He told Bill that humanity deserved to die horribly, since it had behaved so cruelly and wastefully on a planet so sweet. "We're all Heliogabalus, Bill," he would say. This was the name of a Roman emperor who had a sculptor make a hollow, life-size iron bull with a door on it. The door could be locked from the outside. The bull's mouth was open. That was the only other opening to the outside.

Heliogabalus would have a human being put into the bull through the door, and the door would be locked. Any sounds the human being made in there would come out of the mouth of the bull. Heliogabalus would have guests in for a nice party, with plenty of food and wine and beautiful women and pretty boys--and Heliogabalus would have a servant light kindling. The kindling was under dry firewood--which was under the bull.

Kurt Vonnegut, Breakfast of Champions

In truth, Vonnegut has the story of the bull correct, but its owner was not Heliogabalus (or Elagabalus). It actually belonged to Phalaris, the tyrant ruler of Acragas in Sicily from 570-554 B.C. He ordered Perillus of Athens to create the "perfect art of cruelty." Perillus returned with his bull of iron with the mouth open to hear the screams of its victims. In return, Phalaris demonstrated his own perfect art - by making Perillus his creation's first resident. In contrast to the fable, Phalaris used the bull as punishment for criminals - harsh justice, to be sure, but it was not arbitrary and mean-spirited.

Interestingly, the brazen bull history began hundreds of years earlier with the creation of the Phoenician god Baal (featured prominently in the Old Testament as the golden calf sculptures created by the Israelites), who was said to resemble a bull.

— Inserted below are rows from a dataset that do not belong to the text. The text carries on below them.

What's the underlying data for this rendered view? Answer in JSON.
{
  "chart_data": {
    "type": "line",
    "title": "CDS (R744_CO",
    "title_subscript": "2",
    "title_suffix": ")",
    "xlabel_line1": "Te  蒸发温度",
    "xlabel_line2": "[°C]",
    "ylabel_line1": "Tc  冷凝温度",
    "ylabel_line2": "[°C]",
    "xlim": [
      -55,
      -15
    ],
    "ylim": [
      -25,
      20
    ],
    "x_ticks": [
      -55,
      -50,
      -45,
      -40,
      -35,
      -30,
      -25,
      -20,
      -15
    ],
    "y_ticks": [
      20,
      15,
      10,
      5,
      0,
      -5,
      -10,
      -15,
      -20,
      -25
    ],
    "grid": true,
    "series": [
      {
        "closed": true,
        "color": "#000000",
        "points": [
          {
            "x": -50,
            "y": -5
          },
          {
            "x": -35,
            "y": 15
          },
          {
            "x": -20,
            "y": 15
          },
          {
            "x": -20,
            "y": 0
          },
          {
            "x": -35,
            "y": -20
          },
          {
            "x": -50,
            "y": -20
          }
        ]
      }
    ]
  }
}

Later mythology led to the creation of the Minotaur, a half-man, half-bull who fed on young children on the island of Crete.

In modern times, the most famous victim of the brazen bull was St. Eustace, a converted Christian who refused to make an offering to the Roman Emperor Adrian's god. Adrian then placed Eustace's family one by one in the iron bull and burned them alive, before turning on Eustace himself.

Vonnegut, in his 1996 acceptance speech as American Humanist Of The Year, put the phrase "Bull of Heliogabalus" into a terrifying modern perspective:

We modern humans roast people alive, tear their arms and legs off, or whatever, using airplanes or missile launchers or ships or artillery batteries--and do not hear their screams.

Sources

  • Jameson, Anna. Sacred and Legendary Art. 3rd ed. London. 1911.
    (text can be found at http://vrcoll.fa.pitt.edu/medart/texts/saints/Jameson/AJ-SLA-Eustace.html)
  • Peck, Dwight. Castle Come-Down.
    (text can be found at http://homepage.iprolink.ch/~dpeck/ccd08.htm)
  • "Phalaris The Tyrant." Encylopedia Britannica. 1911 ed.
    (test can be found at http://www.4reference.net/encyclopedias/wikipedia/Phalaris.html)
  • Vonnegut, Kurt. Breakfast of Champions. Delta: New York City. 1999.
  • Vonnegut, Kurt. Why My Dog Is Not A Humanist. Speech. May 1, 1996.